Prolongation of the AV node is expected, especially in someone with AVNRT -- this is how you diagnosis. You usually see a jump in the AH interval. The AH interval measures the time from atrium to AV node and the HV measures the tiem from AV node (his bundle) to the ventricle.
As you stress the AV node by adding progressively more premature complexes, you "tire" out the fast pathway. The slow pathway then kicks in and gives you "jump" in your AH interval. This jump can be acute with only a 10 millisec change in intervals or can occur over a series of progressively premature beats.
Also If a person has had two ep studies both being at a big University hospital and they cannot induce either svt or NSVT is that good enough to quit there or should I try again.
We do have cases where cannot induce the SVT in questions.
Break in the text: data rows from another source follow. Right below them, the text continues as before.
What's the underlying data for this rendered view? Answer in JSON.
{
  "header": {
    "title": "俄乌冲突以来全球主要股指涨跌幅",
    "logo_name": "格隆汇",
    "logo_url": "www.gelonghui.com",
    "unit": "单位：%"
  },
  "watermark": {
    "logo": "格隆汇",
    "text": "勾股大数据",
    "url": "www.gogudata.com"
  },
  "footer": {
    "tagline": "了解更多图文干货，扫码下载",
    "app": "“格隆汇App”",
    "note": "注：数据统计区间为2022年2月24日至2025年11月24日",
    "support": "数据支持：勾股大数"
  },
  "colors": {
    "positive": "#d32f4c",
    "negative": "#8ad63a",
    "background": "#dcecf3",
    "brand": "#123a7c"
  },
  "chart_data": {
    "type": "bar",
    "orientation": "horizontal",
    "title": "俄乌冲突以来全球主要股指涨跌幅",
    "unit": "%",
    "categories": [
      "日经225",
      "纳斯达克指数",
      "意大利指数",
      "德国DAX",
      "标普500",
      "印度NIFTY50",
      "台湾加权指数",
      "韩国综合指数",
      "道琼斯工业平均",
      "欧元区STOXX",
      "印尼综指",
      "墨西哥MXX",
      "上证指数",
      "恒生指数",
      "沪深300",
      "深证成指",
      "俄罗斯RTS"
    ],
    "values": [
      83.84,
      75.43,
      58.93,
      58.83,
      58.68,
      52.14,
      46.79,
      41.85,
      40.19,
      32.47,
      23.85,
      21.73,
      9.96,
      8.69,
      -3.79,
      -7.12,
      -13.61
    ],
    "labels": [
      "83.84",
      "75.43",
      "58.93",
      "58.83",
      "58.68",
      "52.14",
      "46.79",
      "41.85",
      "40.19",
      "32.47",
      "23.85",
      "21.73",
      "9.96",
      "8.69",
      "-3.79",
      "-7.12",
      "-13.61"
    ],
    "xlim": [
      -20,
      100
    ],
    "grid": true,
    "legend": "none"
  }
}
In your case they were able to show that you have the physiology consistent with AVNRT and they proceeded to ablate the fast path way to treat this. This is a reasonable approach. It is possible that your NSVT is really aberrancy but more like it is just NSVT. I would not try to ablate an NSVt in a normal ventricle unless it was so frequent as to cause a cardiomyopathy or extremem symptoms.
I would wait to see if it comes back before considering a repeat ablation.
Also how long post ablation does it take to know if your fixed if that was my problem.
After the ablation we usually wait 30 minutes and the repeat the EP study. The probably showed that the dual pathway phsyiology was gone and felt comfortable with that and you should too. Now just wait and see if it comes back -- they sometimes do. Hopefully they got it ;)
Should I be satisfied or try another eps else where.
Wait and see what happens. If it comes back, go back to your current EP and get their opinion -- you know them already. At that point you can consider a second opinion, but hopefully it won't come to that.